Hearthstone on mobile could be losing Blizzard millions

Players switching from PC to mobile may be costing Blizzard.
Hearthstone on mobile could be losing Blizzard millions
Stay Informed
Get Industry News In Your Inbox…
Sign Up Today

Blizzard loses money every time a PC-based Hearthstone player switches to playing on mobile, according to a closer look at a report from SuperData.

The research firm’s latest Digital Card Games report sparked headlines that Hearthstone is pulling in over $20 million a month in revenue, with mobile revenue eclipsing its PC partner.

Flipping the side

However, Lunarch Studios' Elyot Grant, writing on Gamasutra, has pointed out that the total digital revenue by title graph conceals the fact that “Hearthstone’s phone release is losing Blizzard millions of dollars.”

The graph shows the exodus of players from PC to mobile by demonstrating that PC revenue is down while mobile revenue is up. However, Grant has pointed out that Blizzard sells Hearthstone on PC through its privately-owned platform.

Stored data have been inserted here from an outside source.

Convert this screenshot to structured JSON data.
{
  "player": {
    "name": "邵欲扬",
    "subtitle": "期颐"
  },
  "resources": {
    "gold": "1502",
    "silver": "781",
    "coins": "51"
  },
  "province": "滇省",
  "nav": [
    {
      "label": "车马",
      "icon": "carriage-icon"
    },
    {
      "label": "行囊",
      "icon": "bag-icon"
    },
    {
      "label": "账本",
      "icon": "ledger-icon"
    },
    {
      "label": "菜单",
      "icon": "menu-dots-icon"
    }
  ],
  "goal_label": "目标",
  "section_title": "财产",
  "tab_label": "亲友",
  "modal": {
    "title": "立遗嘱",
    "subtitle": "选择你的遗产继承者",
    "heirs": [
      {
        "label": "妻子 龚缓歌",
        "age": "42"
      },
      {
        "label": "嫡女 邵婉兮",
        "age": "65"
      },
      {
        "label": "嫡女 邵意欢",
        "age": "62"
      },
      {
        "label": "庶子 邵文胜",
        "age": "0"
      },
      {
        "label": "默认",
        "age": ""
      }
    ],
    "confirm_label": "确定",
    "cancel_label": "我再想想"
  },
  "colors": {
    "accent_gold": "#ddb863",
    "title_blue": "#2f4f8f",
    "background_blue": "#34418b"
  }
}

SuperData's graph shows that PC revenue is falling as mobile rises
SuperData's graph shows that PC revenue is falling as mobile rises

Unlike on the mobile app stores that take a 30 percent cut of all IAPs, selling through means Blizzard avoids extra fees and keeps the full net revenue.

It’s an observation that Grant believes makes the decline of Blizzard’s PC revenue troubling, as around half of Hearthstone’s PC players have switched to mobile.

“If 7 or 8 million dollars of Hearthstone's monthly revenue has been diverted to the mobile pipeline, then the Hearthstone phone release is costing Blizzard over two million dollars a month in app store fees skimmed off the top.”

Still, a proportion of this is speculation since we do not yet have the figures on install and growth of Hearthstone PC players versus mobile, or the differences in DAU and ARPU.

Blizzard could be nursing a long term strategy centred around Hearthstone on mobile, similar to the successes seen in Minecraft: Pocket Edition.

Either way, the next few months will shine some valuable light on PC performance versus mobile, and the business plans that form around it.